Nov 12, 2009
Recovering GRUB2 after hard-drive upgrade
Here’s how to do it:
Boot into Ubuntu Live CD.
Mount the root disk (Disk on which Ubuntu is installed).
mkdir /media/root
mount /dev/sda7 /media/root
where /dev/sda7 is your disk.
If you don’t know which disk the ubuntu is installed on, you can fdisk
sudo fdisk -l
Now, when you can install grub using grub-install
sudo grub-install --root-directory=/media/root /dev/sda --recheck
This will install the grub on the mounted disk. You can now reboot and get into your Ubuntu and upgrade it to GRUB2.

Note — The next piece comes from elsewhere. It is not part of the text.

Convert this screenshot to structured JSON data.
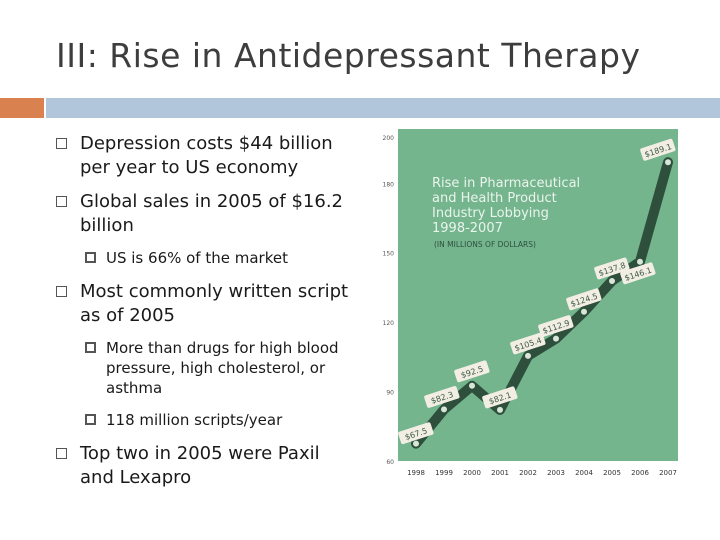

If this doesn’t work, you will have to change the root to the hard disk and install grub. To do that,
Unmount your boot partition (I’ll take sda7 as the example again) before proceding.
mkdir /mnt/root
mount /dev/sda7 /mnt/root
mount -o bind /proc /mnt/root/proc
mount -o bind /dev /mnt/root/dev
chroot /mnt/root
You may need to run these as root/superuser. If successful, you’ll get the terminal access to your boot partition. You can now install the grub using apt-get.
apt-get install grub
update-grub
But since, this is a new hard-drive, uuid won’t match. Hence, booting will fail.
To address this issue, you can install the grub2 without restarting
apt-get install grub2
grub-mkdevicemap
update-grub2
Reboot. Grub2 should be installed now.